This Jupyter Notebook presents my deep learning project for classifying X-ray chest images into four categories: Normal, COVID, Pneumonia, and Tuberculosis.
The dataset used for training and testing the model was meticulously curated from reliable sources, including doctors' websites and Kaggle datasets. To ensure data quality, I performed rigorous data cleaning, meticulously removing duplicate images, resulting in a high-quality dataset suitable for training the model.
To tackle overfitting and enhance model generalization, I employed data augmentation techniques during the data preparation phase, diversifying the training data by applying random transformations to the images.
The heart of our X-ray Chest Disease Classification model lies in a robust Convolutional Neural Network (CNN) architecture. This architecture incorporates multiple convolutional layers with varying filter sizes and strides, enabling the model to learn hierarchical representations from the input images effectively. Max-pooling layers are strategically placed to downsample spatial dimensions and enhance feature extraction. The flattened output is connected to a series of dense (fully connected) layers, activated by Rectified Linear Units (ReLU) to introduce non-linearity. Dropout regularization is incorporated within the dense layers to prevent overfitting and improve generalization. The final layer consists of four neurons, each with a softmax activation function, providing class probabilities for accurate classification.
The model is trained using the carefully curated and preprocessed dataset, ensuring high-quality training data for optimal results. Prior to training, I split the dataset into training and validation sets, allocating 80% of the data for training and 20% for validation. The model was trained for 30 epochs, leveraging early stopping and the Adam optimizer. During the training process, I monitored the training and loss plots to identify any signs of overfitting. Based on the results, the model demonstrated exceptional performance, reaching a training accuracy of 0.9780 and a validation accuracy of 0.9494.

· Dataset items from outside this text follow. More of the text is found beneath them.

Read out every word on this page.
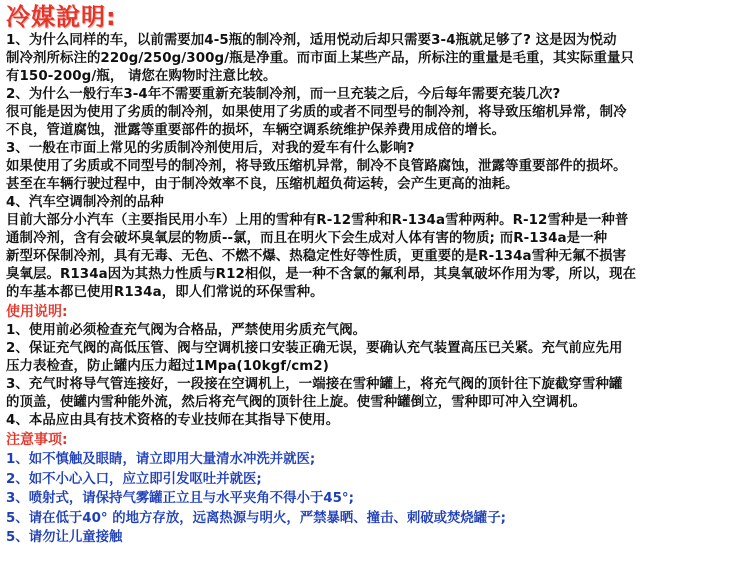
冷媒說明:
1、为什么同样的车，以前需要加4-5瓶的制冷剂，适用悦动后却只需要3-4瓶就足够了? 这是因为悦动
制冷剂所标注的220g/250g/300g/瓶是净重。而市面上某些产品，所标注的重量是毛重，其实际重量只
有150-200g/瓶， 请您在购物时注意比较。
2、为什么一般行车3-4年不需要重新充装制冷剂，而一旦充装之后，今后每年需要充装几次?
很可能是因为使用了劣质的制冷剂，如果使用了劣质的或者不同型号的制冷剂，将导致压缩机异常，制冷
不良，管道腐蚀，泄露等重要部件的损坏，车辆空调系统维护保养费用成倍的增长。
3、一般在市面上常见的劣质制冷剂使用后，对我的爱车有什么影响?
如果使用了劣质或不同型号的制冷剂，将导致压缩机异常，制冷不良管路腐蚀，泄露等重要部件的损坏。
甚至在车辆行驶过程中，由于制冷效率不良，压缩机超负荷运转，会产生更高的油耗。
4、汽车空调制冷剂的品种
目前大部分小汽车（主要指民用小车）上用的雪种有R-12雪种和R-134a雪种两种。R-12雪种是一种普
通制冷剂，含有会破坏臭氧层的物质--氯，而且在明火下会生成对人体有害的物质; 而R-134a是一种
新型环保制冷剂，具有无毒、无色、不燃不爆、热稳定性好等性质，更重要的是R-134a雪种无氟不损害
臭氧层。R134a因为其热力性质与R12相似，是一种不含氯的氟利昂，其臭氧破坏作用为零，所以，现在
的车基本都已使用R134a，即人们常说的环保雪种。
使用说明:
1、使用前必须检查充气阀为合格品，严禁使用劣质充气阀。
2、保证充气阀的高低压管、阀与空调机接口安装正确无误，要确认充气装置高压已关紧。充气前应先用
压力表检查，防止罐内压力超过1Mpa(10kgf/cm2)
3、充气时将导气管连接好，一段接在空调机上，一端接在雪种罐上，将充气阀的顶针往下旋截穿雪种罐
的顶盖，使罐内雪种能外流，然后将充气阀的顶针往上旋。使雪种罐倒立，雪种即可冲入空调机。
4、本品应由具有技术资格的专业技师在其指导下使用。
注意事项:
1、如不慎触及眼睛，请立即用大量清水冲洗并就医;
2、如不小心入口，应立即引发呕吐并就医;
3、喷射式，请保持气雾罐正立且与水平夹角不得小于45°;
5、请在低于40° 的地方存放，远离热源与明火，严禁暴晒、撞击、刺破或焚烧罐子;
5、请勿让儿童接触
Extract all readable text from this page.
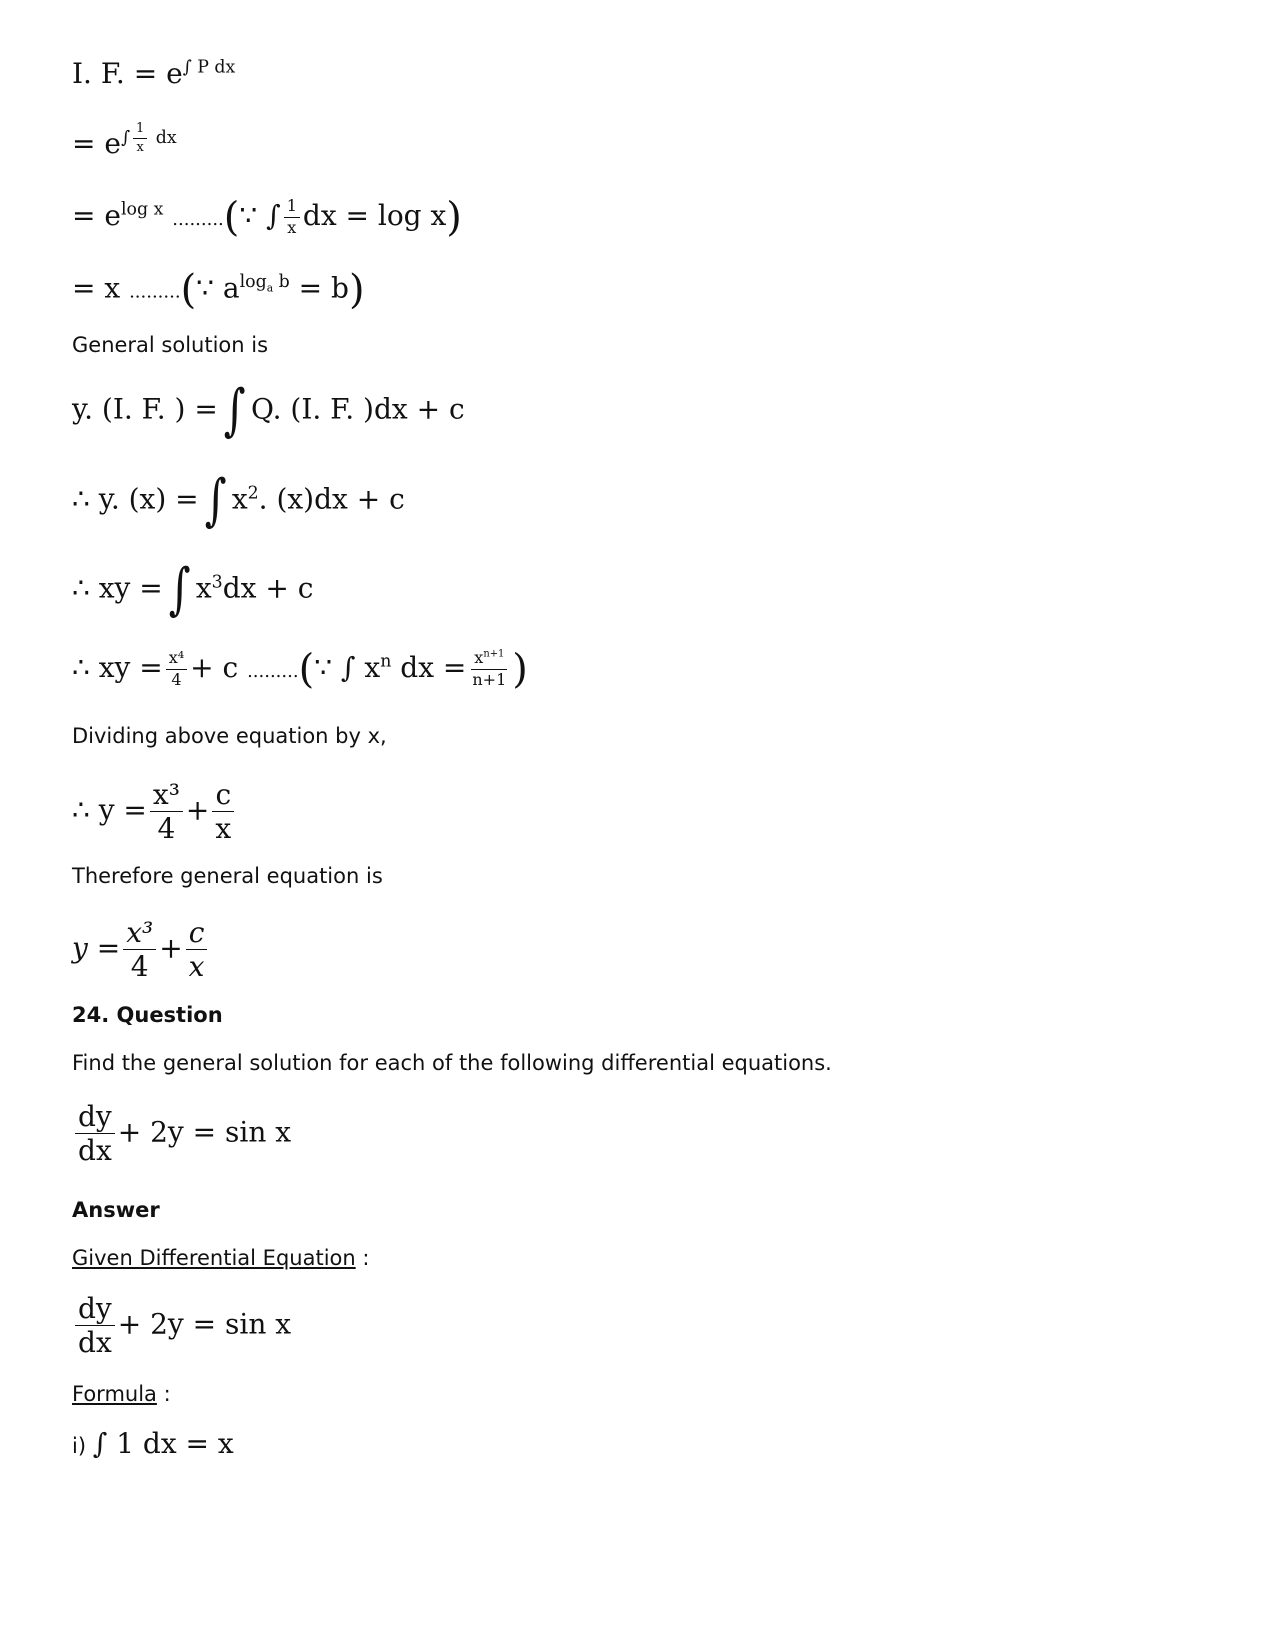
I. F. = $e^{\int P dx}$
= $e^{\int \frac{1}{x} dx}$
= $e^{log x}$ .........(∵ ∫ $\frac{1}{x}$ dx = log x)
= x .........(∵ $a^{log_a b} = b$)
General solution is
y. (I. F. ) = ∫ Q. (I. F. )dx + c
∴ y. (x) = ∫ $x^2$. (x)dx + c
∴ xy = ∫ $x^3dx + c$
∴ xy = $\frac{\text{x⁴}}{4} + c$ .........(∵ ∫ $x^n$ dx = $\frac{x^{n+1}}{n+1}$ )
Dividing above equation by x,
∴ $y = \frac{\text{x³}}{4} + \frac{c}{x}$
Therefore general equation is
$y = \frac{\text{x³}}{4} + \frac{c}{x}$
24. Question
Find the general solution for each of the following differential equations.
$\frac{dy}{dx} + 2y = \sin x$
Answer
Given Differential Equation :
$\frac{dy}{dx} + 2y = \sin x$
Formula :
i) ∫ 1 dx = x
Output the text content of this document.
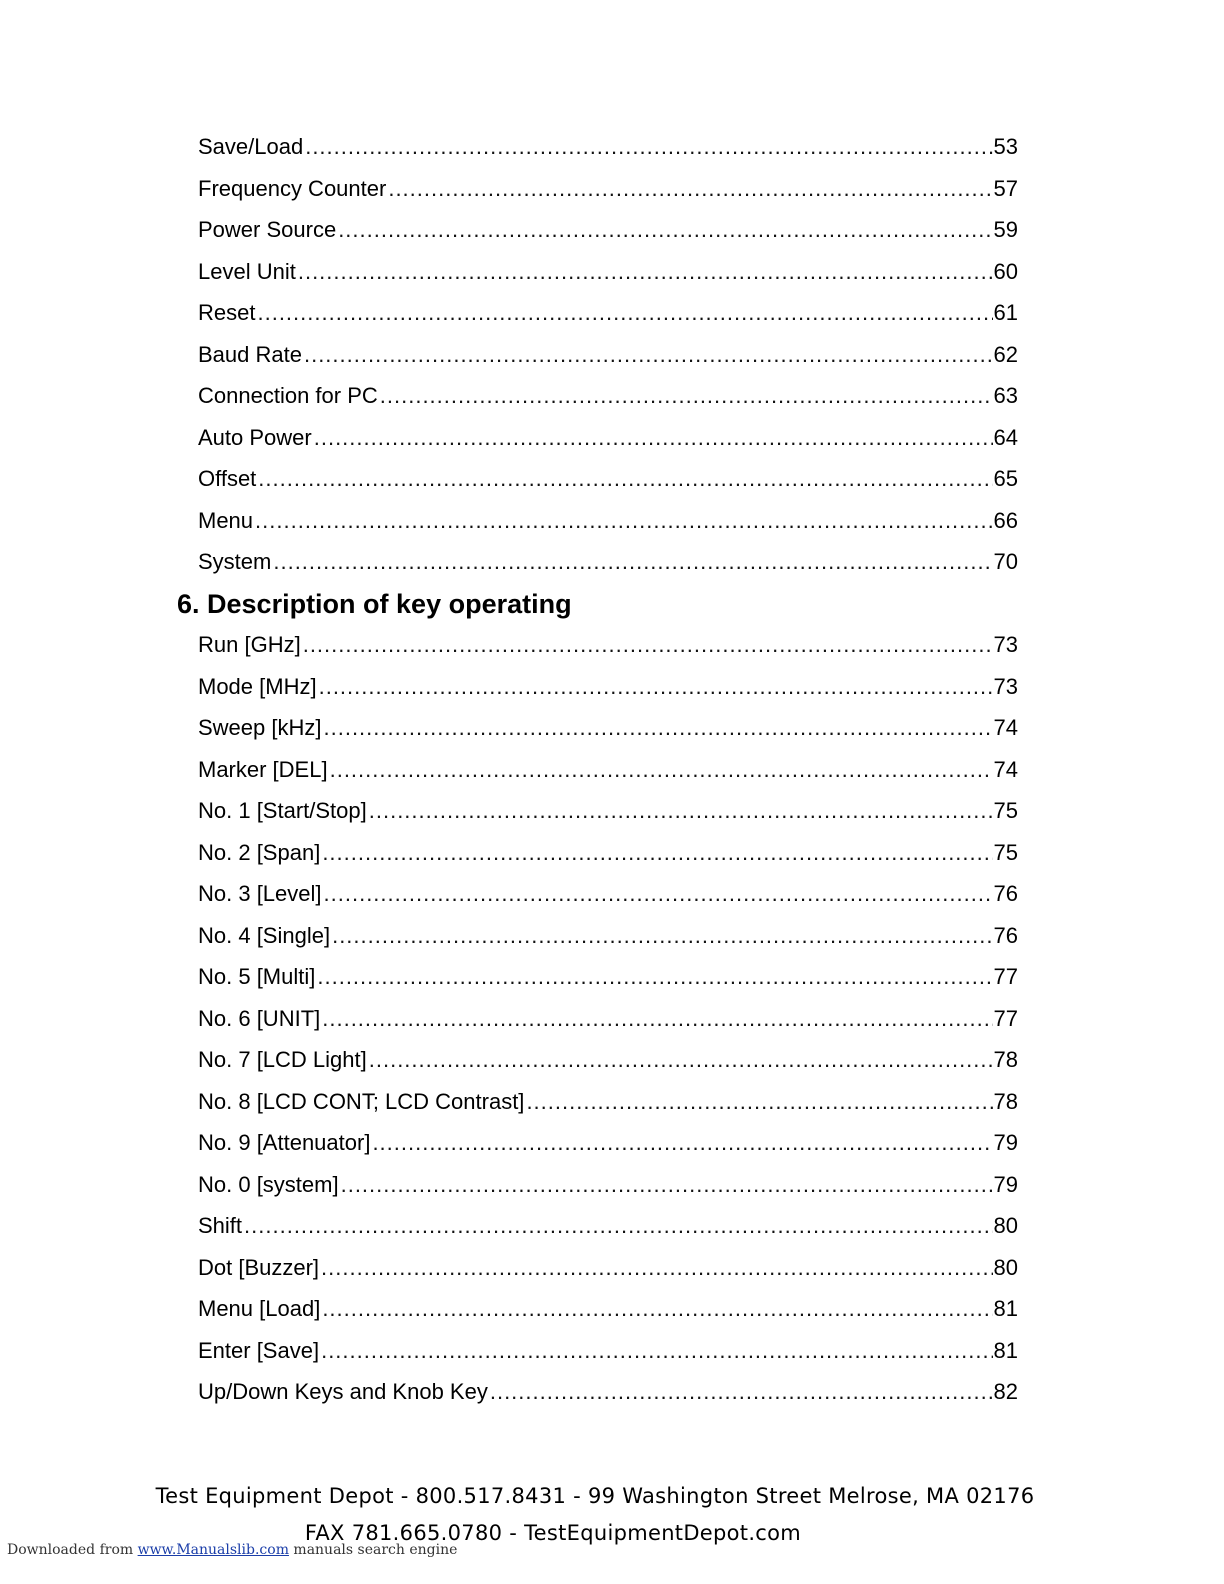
Save/Load .....	53
Frequency Counter .....	57
Power Source .....	59
Level Unit .....	60
Reset .....	61
Baud Rate .....	62
Connection for PC .....	63
Auto Power .....	64
Offset .....	65
Menu .....	66
System .....	70
6. Description of key operating
Run [GHz] .....	73
Mode [MHz] .....	73
Sweep [kHz] .....	74
Marker [DEL] .....	74
No. 1 [Start/Stop] .....	75
No. 2 [Span] .....	75
No. 3 [Level] .....	76
No. 4 [Single] .....	76
No. 5 [Multi] .....	77
No. 6 [UNIT] .....	77
No. 7 [LCD Light] .....	78
No. 8 [LCD CONT; LCD Contrast] .....	78
No. 9 [Attenuator] .....	79
No. 0 [system] .....	79
Shift .....	80
Dot [Buzzer] .....	80
Menu [Load] .....	81
Enter [Save] .....	81
Up/Down Keys and Knob Key .....	82
Test Equipment Depot - 800.517.8431 - 99 Washington Street Melrose, MA 02176
FAX 781.665.0780 - TestEquipmentDepot.com
Downloaded from www.Manualslib.com manuals search engine
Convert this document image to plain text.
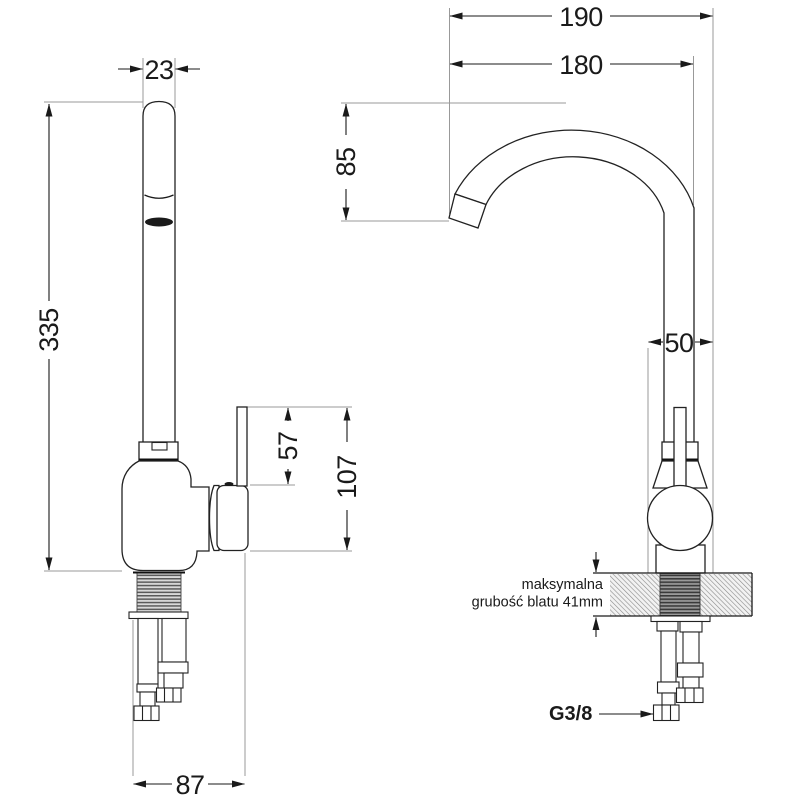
335
23
57
107
87
190
180
85
50
maksymalna
grubość blatu 41mm
G3/8
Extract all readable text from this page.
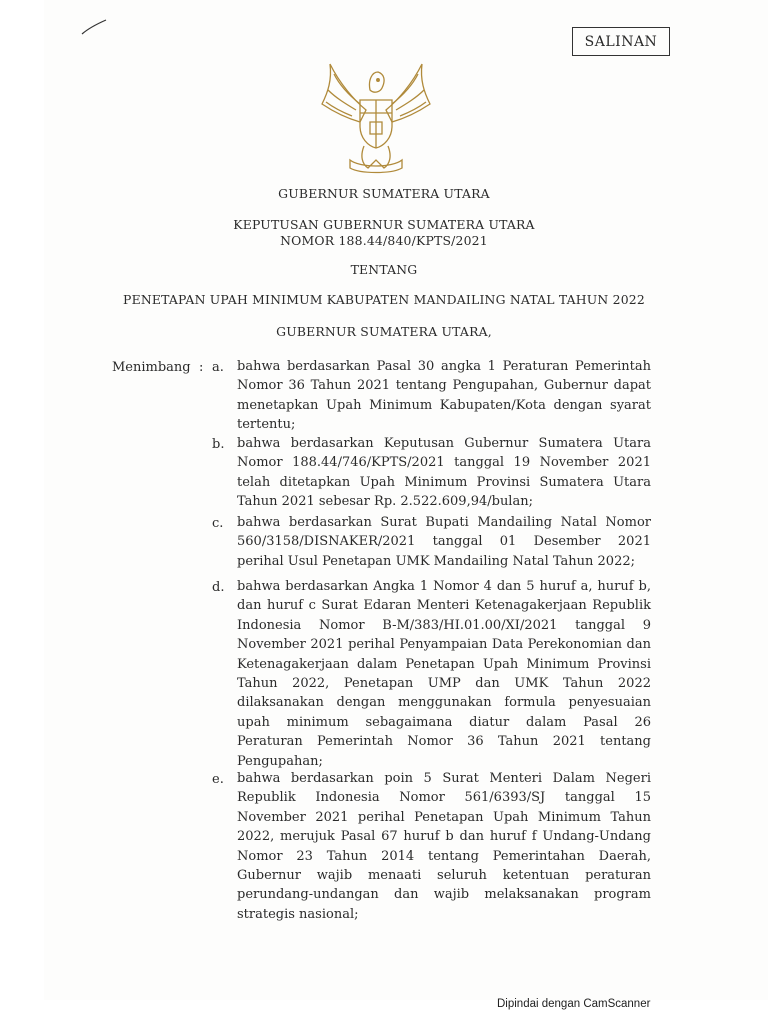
SALINAN
GUBERNUR SUMATERA UTARA
KEPUTUSAN GUBERNUR SUMATERA UTARA
NOMOR 188.44/840/KPTS/2021
TENTANG
PENETAPAN UPAH MINIMUM KABUPATEN MANDAILING NATAL TAHUN 2022
GUBERNUR SUMATERA UTARA,
Menimbang : a.	bahwa berdasarkan Pasal 30 angka 1 Peraturan Pemerintah
Nomor 36 Tahun 2021 tentang Pengupahan, Gubernur dapat
menetapkan Upah Minimum Kabupaten/Kota dengan syarat
tertentu;
b. bahwa berdasarkan Keputusan Gubernur Sumatera Utara
Nomor 188.44/746/KPTS/2021 tanggal 19 November 2021
telah ditetapkan Upah Minimum Provinsi Sumatera Utara
Tahun 2021 sebesar Rp. 2.522.609,94/bulan;
c.	bahwa berdasarkan Surat Bupati Mandailing Natal Nomor
560/3158/DISNAKER/2021 tanggal 01 Desember 2021
perihal Usul Penetapan UMK Mandailing Natal Tahun 2022;
d. bahwa berdasarkan Angka 1 Nomor 4 dan 5 huruf a, huruf b,
dan huruf c Surat Edaran Menteri Ketenagakerjaan Republik
Indonesia Nomor B-M/383/HI.01.00/XI/2021 tanggal 9
November 2021 perihal Penyampaian Data Perekonomian dan
Ketenagakerjaan dalam Penetapan Upah Minimum Provinsi
Tahun 2022, Penetapan UMP dan UMK Tahun 2022
dilaksanakan dengan menggunakan formula penyesuaian
upah minimum sebagaimana diatur dalam Pasal 26
Peraturan Pemerintah Nomor 36 Tahun 2021 tentang
Pengupahan;
e.	bahwa berdasarkan poin 5 Surat Menteri Dalam Negeri
Republik Indonesia Nomor 561/6393/SJ tanggal 15
November 2021 perihal Penetapan Upah Minimum Tahun
2022, merujuk Pasal 67 huruf b dan huruf f Undang-Undang
Nomor 23 Tahun 2014 tentang Pemerintahan Daerah,
Gubernur wajib menaati seluruh ketentuan peraturan
perundang-undangan dan wajib melaksanakan program
strategis nasional;
Dipindai dengan CamScanner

In our X-ray Chest Disease Classification notebook, I ventured beyond model accuracy to explore model interpretability. Understanding the model's decision-making process is vital, and for this purpose, I adopted the Grad-CAM (Gradient-weighted Class Activation Mapping) technique.It provides valuable insights by highlighting the regions of X-ray images that significantly influence the model's predictions for specific classes.
Grad-CAM heat-maps in the last layers
By leveraging the interpretability provided by Grad-CAM, we gain transparency into our model's reasoning, enabling us to validate its predictions.